The movie opens with the key players engaging in actual sex. Scenes of intercourse, oral sex and orgies are interspersed throughout, including a sequence involving a threesome of men singing The Star-Spangled Banner during sex -- while a fourth man watches in amazement from a neighbouring window.
For all the sexual candour, the film has a childlike sweetness to the characters and their relationships. They undergo moments of absurd comedy and sobering calamity, so in the end, the drama of their lives overshadows the sex scenes.
"Most people, by the end of the film, say the sex is the last thing they remember," said Mitchell, who spent years developing Shortbus, as he had Hedwig.

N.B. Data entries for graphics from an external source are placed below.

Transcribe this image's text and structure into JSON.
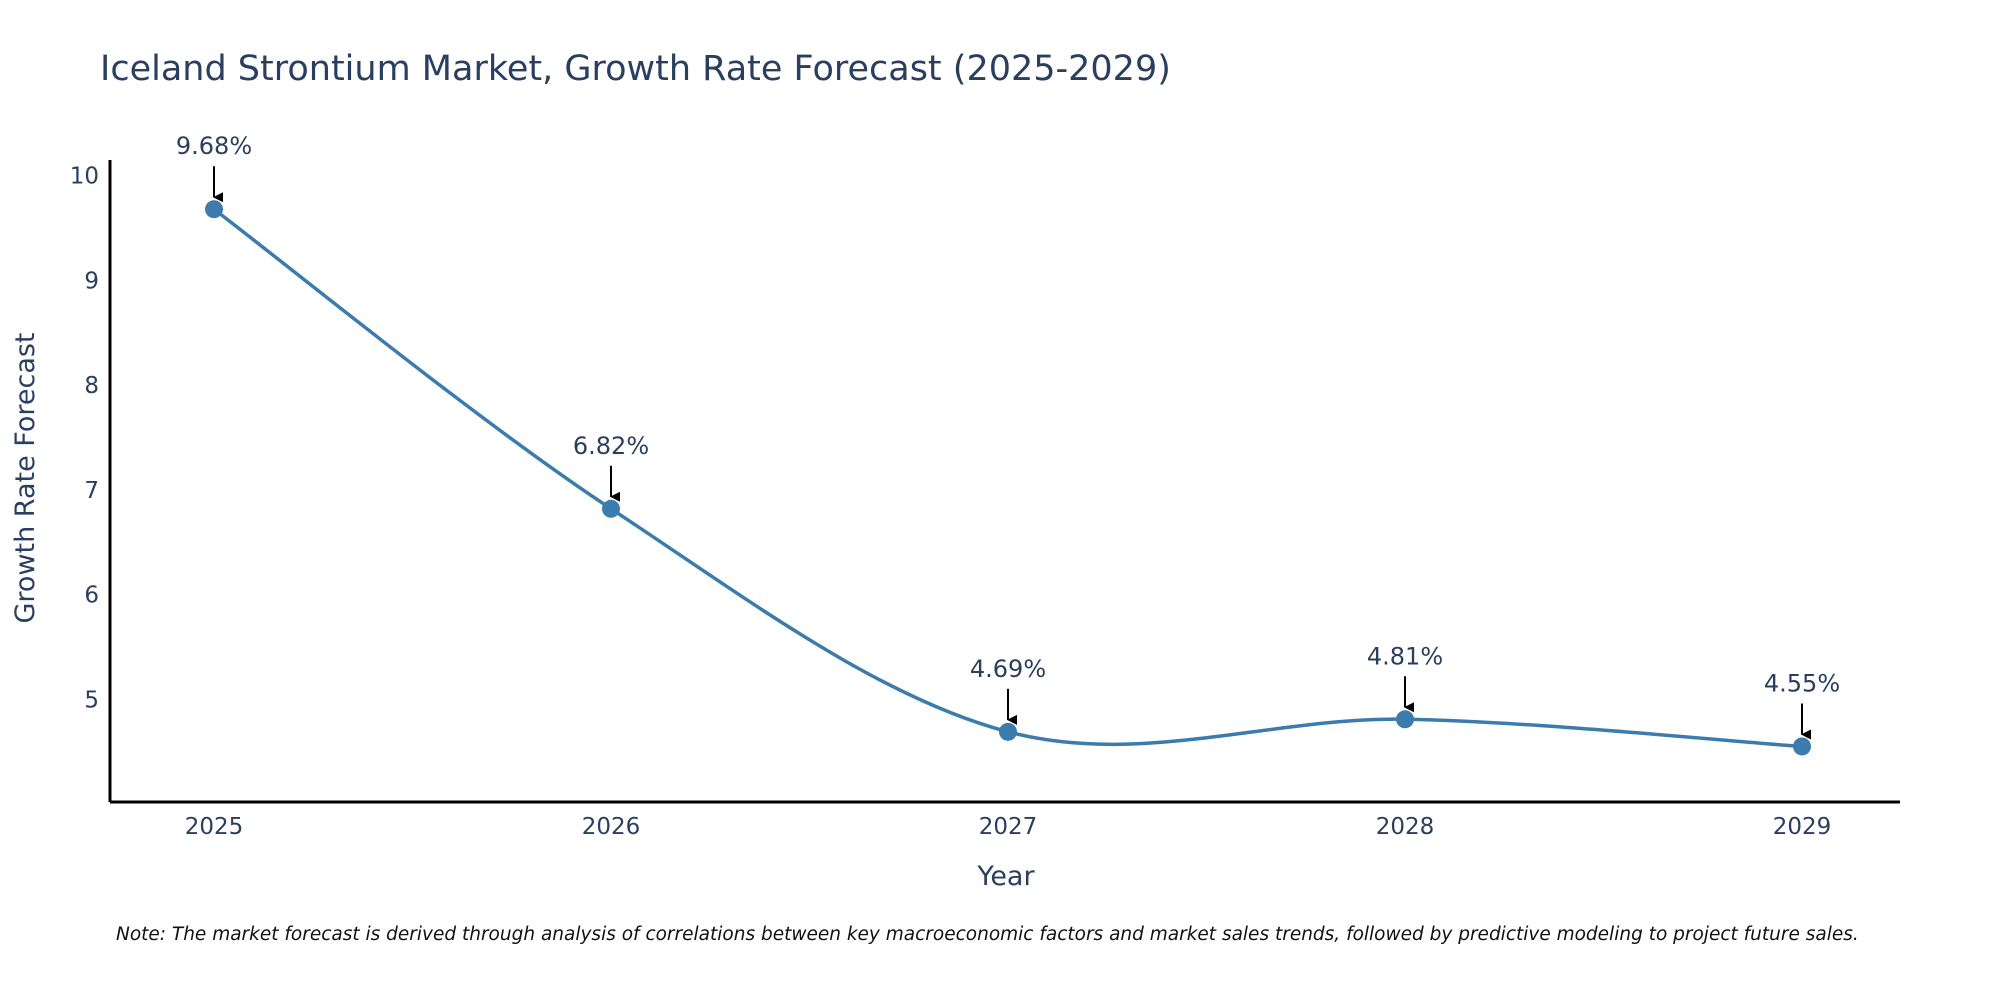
{
  "chart_data": {
    "type": "line",
    "title": "Iceland Strontium Market, Growth Rate Forecast (2025-2029)",
    "xlabel": "Year",
    "ylabel": "Growth Rate Forecast",
    "categories": [
      "2025",
      "2026",
      "2027",
      "2028",
      "2029"
    ],
    "values": [
      9.68,
      6.82,
      4.69,
      4.81,
      4.55
    ],
    "data_labels": [
      "9.68%",
      "6.82%",
      "4.69%",
      "4.81%",
      "4.55%"
    ],
    "yticks": [
      5,
      6,
      7,
      8,
      9,
      10
    ],
    "ylim": [
      4.02,
      10.15
    ],
    "grid": false,
    "legend": "none",
    "line_shape": "spline",
    "colors": {
      "line": "#3b7cad",
      "marker": "#3b7cad",
      "axis": "#000000",
      "text": "#2a3f5f",
      "arrow": "#000000"
    },
    "note": "Note: The market forecast is derived through analysis of correlations between key macroeconomic factors and market sales trends, followed by predictive modeling to project future sales."
  }
}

Mitchell held lengthy auditions to assemble a cast that could bond well romantically and sexually on-screen. Through workshops, improvisations, nights out bowling and games of spin the bottle, cast and crew built up their comfort level and developed the characters and story, with Mitchell writing the actual screenplay.
The actors said any trepidation they had about having sex on camera quickly vanished. Dawson and DeBoy, who have been friends with Mitchell for years, said they knew the director would handle it all with heart, humour and class.
Actors said friends and relatives generally know about the movie and support their participation, though they had to hedge a bit about the details with some family members.
"My dad, he knows I'm in a movie, but I don't really want him to go, because I wouldn't feel comfortable having my dad watching me have a big 'O,' " said Lee, who also appeared in Hedwig. "I'm sure he'd be rooting me on, though."